Take the long view. What is the effect on our future of the decisions we make in the present? Remember the importance of getting an education, studying the gospel, renewing our covenants by partaking of the sacrament, and attending the temple.

II.

“Where will this lead?” is also important in choosing how we label or think of ourselves. Most important, each of us is a child of God with a potential destiny of eternal life. Every other label, even including occupation, race, physical characteristics, or honors, is temporary or trivial in eternal terms. Don’t choose to label yourselves or think of yourselves in terms that put a limit on a goal for which you might strive.

My brethren, and my sisters who may view or read what I say here, I hope you know why your leaders give the teachings and counsel we give. We love you, and our Heavenly Father and His Son, Jesus Christ, love you. Their plan for us is the “great plan of happiness” (Alma 42:8). That plan and Their commandments and ordinances and covenants lead us to the greatest happiness and joy in this life and in the life to come. As servants of the Father and the Son, we teach and counsel as They have directed us by the Holy Ghost. We have no desire other than to speak what is true and to encourage you to do what They have outlined as the pathway to eternal life, “the greatest of all the gifts of God” (Doctrine and Covenants 14:7).

III.

Here is another example of the effect on the future of decisions made in the present. This example concerns the choice to make a present sacrifice to achieve an important future goal.

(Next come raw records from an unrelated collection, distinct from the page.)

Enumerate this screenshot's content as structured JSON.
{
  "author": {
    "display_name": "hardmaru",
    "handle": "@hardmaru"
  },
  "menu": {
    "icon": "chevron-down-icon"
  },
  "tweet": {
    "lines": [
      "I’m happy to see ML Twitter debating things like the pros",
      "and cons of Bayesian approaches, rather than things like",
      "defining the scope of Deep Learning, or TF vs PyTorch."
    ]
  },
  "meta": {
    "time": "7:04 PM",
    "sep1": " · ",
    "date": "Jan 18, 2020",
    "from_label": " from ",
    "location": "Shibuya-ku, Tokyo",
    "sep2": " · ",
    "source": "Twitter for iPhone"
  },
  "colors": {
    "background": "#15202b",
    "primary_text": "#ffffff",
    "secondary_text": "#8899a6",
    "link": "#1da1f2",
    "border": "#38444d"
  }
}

At a stake conference in Cali, Colombia, a sister told how she and her fiancé desired to be married in the temple, but at that time the closest temple was in faraway Peru. For a long time, they saved their money for the bus fares. Finally they boarded the bus to Bogotá, but when they arrived there, they learned that all seats on the bus to Lima, Peru, were taken. They could go home without being married or be married out of the temple. Fortunately, there was one other alternative. They could ride on the bus to Lima if they were willing to sit on the floor of the bus for the entire five-day and five-night ride. They chose to do this. She said it was difficult, even though some riders sometimes let them sit in their seats so they could stretch out on the floor.

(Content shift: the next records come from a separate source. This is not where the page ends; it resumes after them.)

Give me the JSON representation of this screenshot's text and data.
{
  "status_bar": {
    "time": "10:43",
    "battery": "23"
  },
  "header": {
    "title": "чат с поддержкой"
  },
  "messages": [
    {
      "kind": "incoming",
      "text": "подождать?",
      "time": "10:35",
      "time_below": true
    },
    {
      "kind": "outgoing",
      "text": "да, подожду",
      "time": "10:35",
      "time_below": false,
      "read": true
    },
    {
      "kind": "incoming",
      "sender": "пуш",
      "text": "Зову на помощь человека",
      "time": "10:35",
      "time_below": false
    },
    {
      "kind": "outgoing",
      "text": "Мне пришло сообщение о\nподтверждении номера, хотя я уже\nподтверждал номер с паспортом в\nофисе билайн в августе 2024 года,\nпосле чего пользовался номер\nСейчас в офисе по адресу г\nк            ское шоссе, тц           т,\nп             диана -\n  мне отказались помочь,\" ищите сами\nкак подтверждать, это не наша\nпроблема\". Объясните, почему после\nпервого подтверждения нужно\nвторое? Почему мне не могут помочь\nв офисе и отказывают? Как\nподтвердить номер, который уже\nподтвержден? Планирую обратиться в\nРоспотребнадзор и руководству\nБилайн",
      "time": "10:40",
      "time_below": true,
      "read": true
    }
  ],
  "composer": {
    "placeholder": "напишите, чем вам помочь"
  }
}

What impressed me in her talk was this sister’s statement that she was grateful she and her husband had been able to go to the temple in this way, because it changed the way they felt about the gospel and the way they felt about marriage in the temple. The Lord had rewarded them with the growth that comes from sacrifice. She also observed that their five-day trip to the temple accomplished a great deal more in building their spirituality than many visits to the temple that were sacrifice-free.

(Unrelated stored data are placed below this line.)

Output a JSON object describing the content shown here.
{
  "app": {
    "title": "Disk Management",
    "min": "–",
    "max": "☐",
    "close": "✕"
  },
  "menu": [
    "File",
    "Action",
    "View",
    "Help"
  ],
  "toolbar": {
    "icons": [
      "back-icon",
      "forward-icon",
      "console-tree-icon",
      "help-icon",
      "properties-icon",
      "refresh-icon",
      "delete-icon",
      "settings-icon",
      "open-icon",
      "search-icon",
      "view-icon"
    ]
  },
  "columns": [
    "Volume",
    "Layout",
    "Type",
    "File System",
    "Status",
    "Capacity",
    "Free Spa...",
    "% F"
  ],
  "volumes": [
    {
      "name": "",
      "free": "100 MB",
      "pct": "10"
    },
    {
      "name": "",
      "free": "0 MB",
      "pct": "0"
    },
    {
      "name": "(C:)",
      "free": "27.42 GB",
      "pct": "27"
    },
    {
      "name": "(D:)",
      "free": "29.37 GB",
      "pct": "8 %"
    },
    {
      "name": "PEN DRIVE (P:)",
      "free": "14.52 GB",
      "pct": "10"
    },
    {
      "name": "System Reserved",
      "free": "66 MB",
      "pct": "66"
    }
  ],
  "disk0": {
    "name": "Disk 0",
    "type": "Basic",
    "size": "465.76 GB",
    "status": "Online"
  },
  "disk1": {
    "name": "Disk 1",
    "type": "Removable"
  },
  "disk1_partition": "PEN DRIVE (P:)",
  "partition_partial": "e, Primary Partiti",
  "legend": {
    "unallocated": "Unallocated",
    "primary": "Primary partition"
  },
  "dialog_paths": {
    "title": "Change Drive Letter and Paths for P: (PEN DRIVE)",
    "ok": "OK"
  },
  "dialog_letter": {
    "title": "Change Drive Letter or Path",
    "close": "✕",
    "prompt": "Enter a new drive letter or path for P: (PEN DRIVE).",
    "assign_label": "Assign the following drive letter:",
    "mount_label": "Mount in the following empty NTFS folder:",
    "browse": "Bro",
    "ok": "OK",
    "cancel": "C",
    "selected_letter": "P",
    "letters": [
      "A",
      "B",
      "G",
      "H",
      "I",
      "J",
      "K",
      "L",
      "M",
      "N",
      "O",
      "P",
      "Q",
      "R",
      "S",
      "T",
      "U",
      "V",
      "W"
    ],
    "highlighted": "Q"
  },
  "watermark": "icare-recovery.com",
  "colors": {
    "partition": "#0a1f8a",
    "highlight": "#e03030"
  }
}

In the years since I heard that testimony, I have wondered how different that young couple’s life would have been if they had made another choice—forgoing the sacrifice necessary to be married in the temple.

Brethren, we make countless choices in life, some large and some seemingly small. Looking back, we can see what a great difference some of our choices made in our lives. We make better choices and decisions if we look at the alternatives and ponder where they will lead. As we do, we will be following President Russell M. Nelson’s counsel to begin with the end in mind. For us, the end is always on the covenant path through the temple to eternal life, the greatest of all the gifts of God.

I testify of Jesus Christ and of the effects of His Atonement and the other truths of His everlasting gospel in the name of Jesus Christ, amen.